Tom Meersman’s story of the fuel leaks broke November 24. The Hearing Officer’s Report of the AOEE was forwarded by the Planning and Environment Committee (undiscussed, consent agenda) December 9.
Later, I asked the Committee to re-open the hearings because of the fuel leaks, and staff said that the Commission could do that, or they could modify or append to the report, but there was no legal requirement to do so. The Hearing Officer’s Report of the AOEE as forwarded by the Planning and Environment Committee was placed on the MAC’s consent agenda for the December 20 meeting. Commissioner Williams, at my request, asked for discussion. He asked Staff if the Report was “in proper order” considering questions raised at the P&E meeting. Staff replied that the Report included SMAAC’s letter and a Commission (staff) response. The Report was approved by the MAC to be forwarded to EQB.
Later, during the public appearances item – always the last on the Agenda – I noted that the Report had not been available online and handouts were in short supply. I said the Report, as a minimum, should have noted the fuel leaks and the fact of the enforcement action, but I did not know if it did.
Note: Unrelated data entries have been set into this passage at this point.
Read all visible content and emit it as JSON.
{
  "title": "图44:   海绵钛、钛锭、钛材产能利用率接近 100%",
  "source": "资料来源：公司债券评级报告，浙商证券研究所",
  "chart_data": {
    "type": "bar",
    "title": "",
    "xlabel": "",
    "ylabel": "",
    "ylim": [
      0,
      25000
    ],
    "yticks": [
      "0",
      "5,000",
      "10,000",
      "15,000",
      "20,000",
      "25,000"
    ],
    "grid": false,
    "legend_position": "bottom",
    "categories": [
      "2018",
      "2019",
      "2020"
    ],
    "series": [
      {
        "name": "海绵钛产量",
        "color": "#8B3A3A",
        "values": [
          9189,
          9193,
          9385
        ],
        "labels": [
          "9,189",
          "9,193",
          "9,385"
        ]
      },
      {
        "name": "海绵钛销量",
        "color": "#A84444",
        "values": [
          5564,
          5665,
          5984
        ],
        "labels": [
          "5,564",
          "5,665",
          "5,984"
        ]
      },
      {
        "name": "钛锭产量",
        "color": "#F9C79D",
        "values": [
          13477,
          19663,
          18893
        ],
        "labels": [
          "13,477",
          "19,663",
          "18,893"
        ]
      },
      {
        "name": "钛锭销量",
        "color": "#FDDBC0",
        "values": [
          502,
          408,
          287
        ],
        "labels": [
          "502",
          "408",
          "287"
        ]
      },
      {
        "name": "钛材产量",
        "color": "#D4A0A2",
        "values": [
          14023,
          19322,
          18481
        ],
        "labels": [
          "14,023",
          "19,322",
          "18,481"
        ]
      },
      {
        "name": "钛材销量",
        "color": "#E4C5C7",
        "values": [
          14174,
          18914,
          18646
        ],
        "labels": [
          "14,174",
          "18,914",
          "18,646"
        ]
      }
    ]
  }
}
Staff said it did not and, because of the special law that applied to MAC, need not comment on the “stipulation agreement” being negotiated with the PCA. I would have replied that “required” and “appropriate” are different concepts, but Chair Tigwell cut me off: “Write us.” she said.
On December 23, SMAAC received a copy of the Report. Attachment A thereto was our October letter inquiring about the Hearing and a staff response dated December 2. Our letter of November 3 to the Hearing Officer was missing. Our inquiries about this are so far unanswered.
SMAAC believes from the news report, some additional inquiries, and a discussion with Tom Hogan, MAC’s public relations officer, that the underground fueling system was the source of the leaks. The system failed, was damaged by nearby excavations, was improperly operated, or some combination.
Because of possible security implications, SMAAC was willing to soft-pedal our questions. But the loss or omission of comments, properly entered into the record of the hearing, is a serious matter.